Spanish Class

A language instructor was explaining to her class that Spanish nouns, unlike their English counterparts, are grammatically designated as masculine or feminine. Things like “chalk” or “pencil,” she described, would have a gender association. For example: House is feminine-“la” casa. In English, of course, common nouns generally are of neutral gender.

Puzzled, one student raised his hand and asked, “What gender is a computer?” The teacher said that depending on which Spanish you used, that of Spain or Latin American Spanish, it could be either one: el ordenador or la computadora. But she thought it would be good to decide on one of them to use in class, so she divided the class into two groups and asked them to decide if a computer should be masculine or feminine.

One group was comprised of the women in the class, and the other of men. Both groups were asked to give four reasons for their recommendation. The men decided that computers should definitely be referred to in the feminine gender (la computadora) because:

  1. No one but their creator understands their internal logic.
  2. The native language they use to communicate with other computers is incomprehensible to everyone else.
  3. Even the smallest mistakes are stored in long-term memory for later retrieval.
  4. As soon as you make a commitment to one, you find yourself spending half of your paycheck on accessories for it.
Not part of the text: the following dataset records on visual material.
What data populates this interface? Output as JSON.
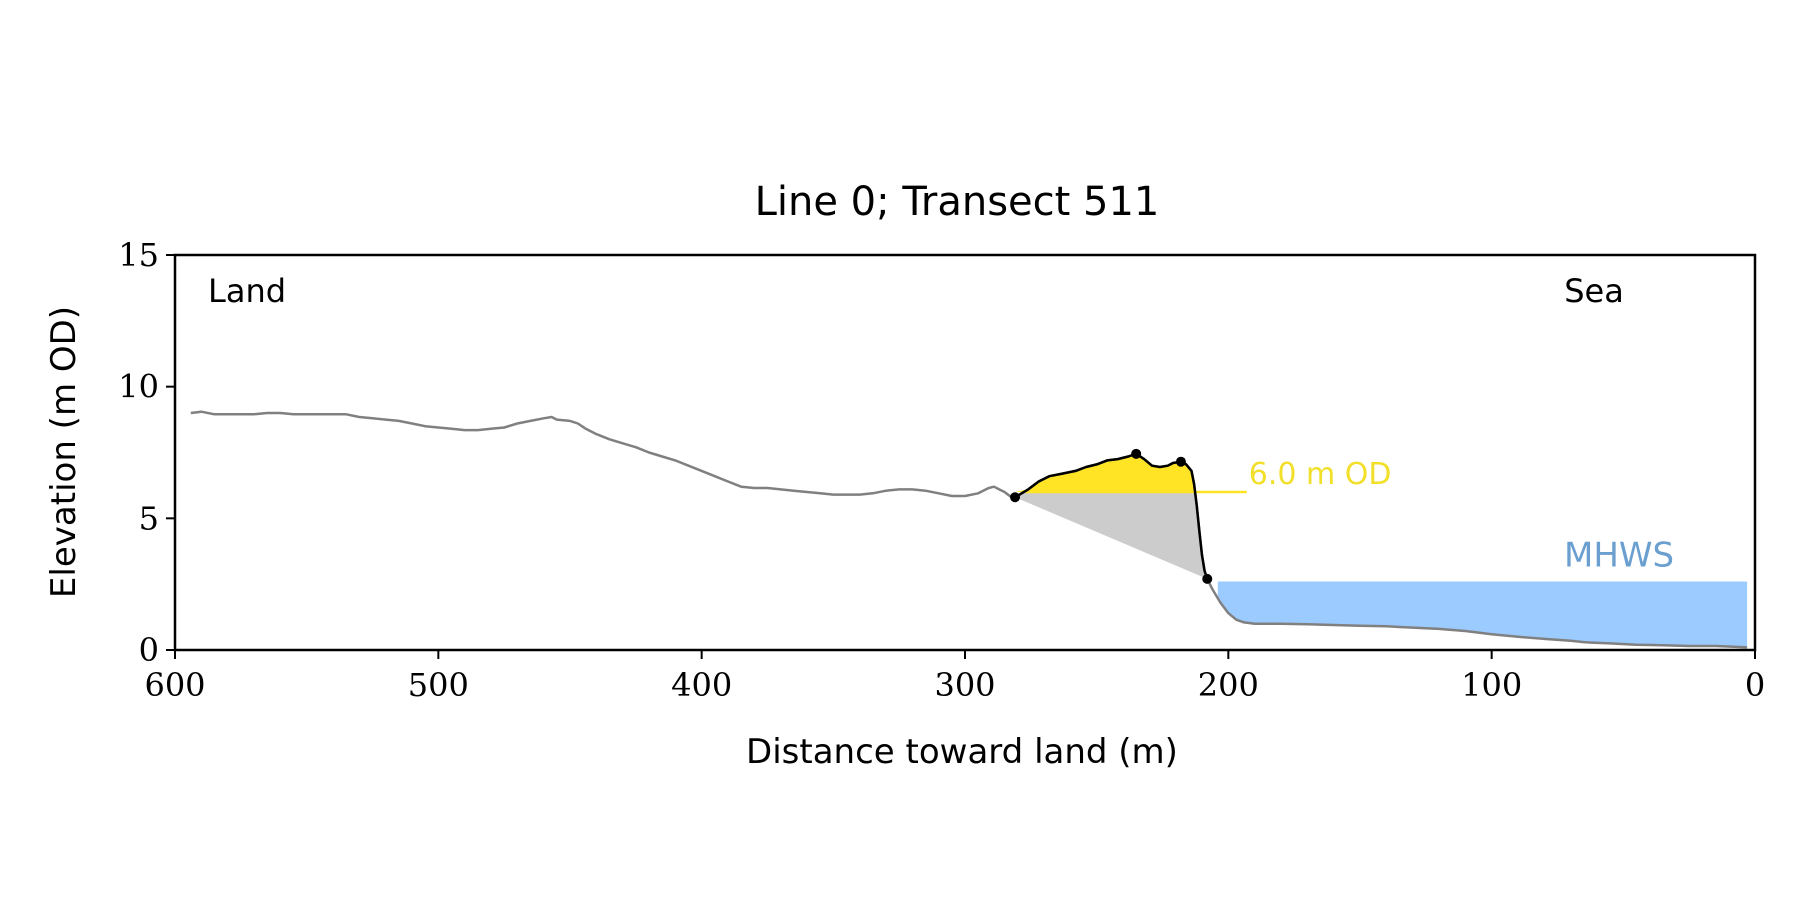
{
  "chart_data": {
    "type": "line",
    "title": "Line 0; Transect 511",
    "xlabel": "Distance toward land (m)",
    "ylabel": "Elevation (m OD)",
    "x_reversed": true,
    "xlim": [
      600,
      0
    ],
    "ylim": [
      0,
      15
    ],
    "xticks": [
      600,
      500,
      400,
      300,
      200,
      100,
      0
    ],
    "yticks": [
      0,
      5,
      10,
      15
    ],
    "grid": false,
    "corner_labels": {
      "left": "Land",
      "right": "Sea"
    },
    "colors": {
      "profile": "#808080",
      "dune": "#000000",
      "dune_fill": "#ffe426",
      "wedge_fill": "#cccccc",
      "mhws_fill": "#9ccbff",
      "mhws_label": "#6a9fd0",
      "od_label": "#f2df2a"
    },
    "profile": {
      "x": [
        594,
        590,
        585,
        580,
        575,
        570,
        565,
        560,
        555,
        550,
        545,
        540,
        535,
        530,
        525,
        520,
        515,
        510,
        505,
        500,
        495,
        490,
        485,
        480,
        475,
        470,
        465,
        460,
        457,
        455,
        450,
        447,
        444,
        440,
        435,
        430,
        425,
        420,
        415,
        410,
        405,
        400,
        395,
        390,
        385,
        380,
        375,
        370,
        365,
        360,
        355,
        350,
        345,
        340,
        335,
        330,
        325,
        320,
        315,
        310,
        305,
        300,
        295,
        291,
        289,
        287,
        285,
        283,
        281,
        276,
        272,
        268,
        263,
        258,
        254,
        250,
        246,
        242,
        238,
        235,
        232,
        229,
        226,
        223,
        221,
        218,
        216,
        214,
        213,
        212,
        211,
        210,
        209,
        208,
        206,
        203,
        200,
        197,
        194,
        190,
        180,
        170,
        160,
        150,
        140,
        130,
        120,
        110,
        100,
        90,
        80,
        70,
        65,
        62,
        55,
        45,
        35,
        25,
        15,
        8,
        3
      ],
      "y": [
        9.0,
        9.05,
        8.95,
        8.95,
        8.95,
        8.95,
        9.0,
        9.0,
        8.95,
        8.95,
        8.95,
        8.95,
        8.95,
        8.85,
        8.8,
        8.75,
        8.7,
        8.6,
        8.5,
        8.45,
        8.4,
        8.35,
        8.35,
        8.4,
        8.45,
        8.6,
        8.7,
        8.8,
        8.85,
        8.75,
        8.7,
        8.6,
        8.4,
        8.2,
        8.0,
        7.85,
        7.7,
        7.5,
        7.35,
        7.2,
        7.0,
        6.8,
        6.6,
        6.4,
        6.2,
        6.15,
        6.15,
        6.1,
        6.05,
        6.0,
        5.95,
        5.9,
        5.9,
        5.9,
        5.95,
        6.05,
        6.1,
        6.1,
        6.05,
        5.95,
        5.85,
        5.85,
        5.95,
        6.15,
        6.2,
        6.1,
        6.0,
        5.85,
        5.8,
        6.1,
        6.4,
        6.6,
        6.7,
        6.8,
        6.95,
        7.05,
        7.2,
        7.25,
        7.35,
        7.45,
        7.25,
        7.0,
        6.95,
        7.0,
        7.1,
        7.15,
        7.05,
        6.8,
        6.3,
        5.5,
        4.5,
        3.6,
        3.0,
        2.7,
        2.3,
        1.8,
        1.4,
        1.15,
        1.05,
        1.0,
        1.0,
        0.98,
        0.95,
        0.92,
        0.9,
        0.85,
        0.8,
        0.72,
        0.6,
        0.5,
        0.42,
        0.35,
        0.3,
        0.28,
        0.25,
        0.2,
        0.18,
        0.15,
        0.15,
        0.12,
        0.1
      ]
    },
    "dune": {
      "x": [
        281,
        276,
        272,
        268,
        263,
        258,
        254,
        250,
        246,
        242,
        238,
        235,
        232,
        229,
        226,
        223,
        221,
        218,
        216,
        214,
        213,
        212,
        211,
        210,
        209,
        208
      ],
      "y": [
        5.8,
        6.1,
        6.4,
        6.6,
        6.7,
        6.8,
        6.95,
        7.05,
        7.2,
        7.25,
        7.35,
        7.45,
        7.25,
        7.0,
        6.95,
        7.0,
        7.1,
        7.15,
        7.05,
        6.8,
        6.3,
        5.5,
        4.5,
        3.6,
        3.0,
        2.7
      ]
    },
    "markers": {
      "x": [
        281,
        235,
        218,
        208
      ],
      "y": [
        5.8,
        7.45,
        7.15,
        2.7
      ]
    },
    "threshold": {
      "value": 6.0,
      "x_end": 193,
      "label": "6.0 m OD"
    },
    "mhws": {
      "value": 2.6,
      "x_start": 204,
      "x_end": 3,
      "label": "MHWS"
    }
  }
}
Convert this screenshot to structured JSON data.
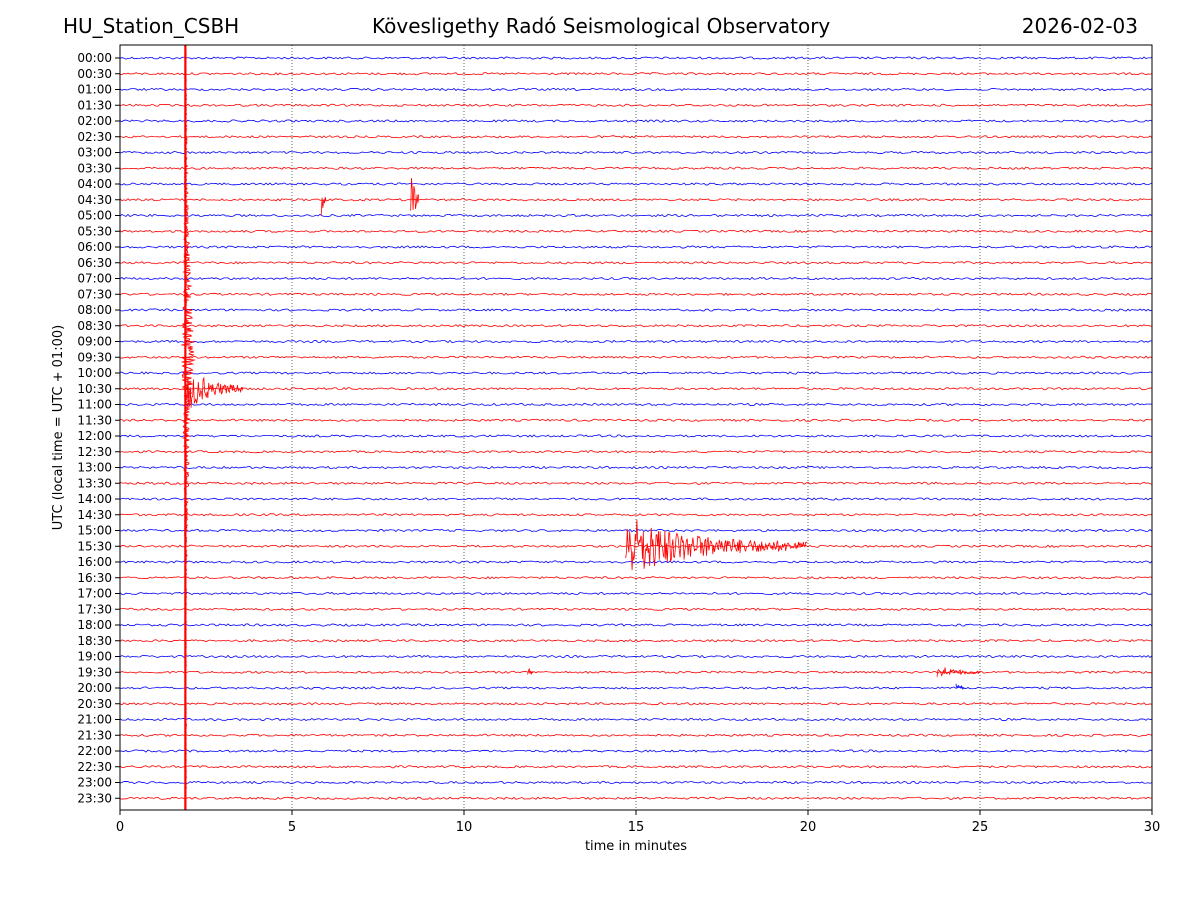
{
  "header": {
    "station": "HU_Station_CSBH",
    "title": "Kövesligethy Radó Seismological Observatory",
    "date": "2026-02-03"
  },
  "chart_data": {
    "type": "line",
    "title": "Kövesligethy Radó Seismological Observatory",
    "xlabel": "time in minutes",
    "ylabel": "UTC (local time = UTC + 01:00)",
    "xlim": [
      0,
      30
    ],
    "xticks": [
      0,
      5,
      10,
      15,
      20,
      25,
      30
    ],
    "grid": "vertical dotted lines at 5-minute intervals",
    "trace_colors": [
      "#0000ff",
      "#ff0000"
    ],
    "row_labels": [
      "00:00",
      "00:30",
      "01:00",
      "01:30",
      "02:00",
      "02:30",
      "03:00",
      "03:30",
      "04:00",
      "04:30",
      "05:00",
      "05:30",
      "06:00",
      "06:30",
      "07:00",
      "07:30",
      "08:00",
      "08:30",
      "09:00",
      "09:30",
      "10:00",
      "10:30",
      "11:00",
      "11:30",
      "12:00",
      "12:30",
      "13:00",
      "13:30",
      "14:00",
      "14:30",
      "15:00",
      "15:30",
      "16:00",
      "16:30",
      "17:00",
      "17:30",
      "18:00",
      "18:30",
      "19:00",
      "19:30",
      "20:00",
      "20:30",
      "21:00",
      "21:30",
      "22:00",
      "22:30",
      "23:00",
      "23:30"
    ],
    "events": [
      {
        "row": "04:30",
        "t_min": 5.85,
        "t_end_min": 6.0,
        "amplitude": 0.9
      },
      {
        "row": "04:30",
        "t_min": 8.45,
        "t_end_min": 8.7,
        "amplitude": 1.5
      },
      {
        "row": "10:30",
        "t_min": 1.95,
        "t_end_min": 3.6,
        "amplitude": 1.0
      },
      {
        "row": "15:30",
        "t_min": 14.7,
        "t_end_min": 20.0,
        "amplitude": 1.3
      },
      {
        "row": "19:30",
        "t_min": 11.85,
        "t_end_min": 12.0,
        "amplitude": 0.35
      },
      {
        "row": "19:30",
        "t_min": 23.75,
        "t_end_min": 25.0,
        "amplitude": 0.35
      },
      {
        "row": "20:00",
        "t_min": 24.3,
        "t_end_min": 24.6,
        "amplitude": 0.3
      }
    ],
    "large_event": {
      "t_min": 1.9,
      "start_row": "00:00",
      "end_row": "23:30"
    }
  }
}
The group of women, however, concluded that computers should be referred to in the masculine gender (el ordenador) because:

  1. In order to get their attention, you have to turn them on.
  2. They have a lot of data, but are still clueless.
  3. They are supposed to help you solve your problem, but half the time they ARE the problem.
  4. As soon as you commit to one, you realize that, if you had waited a little longer, you could have had a better model.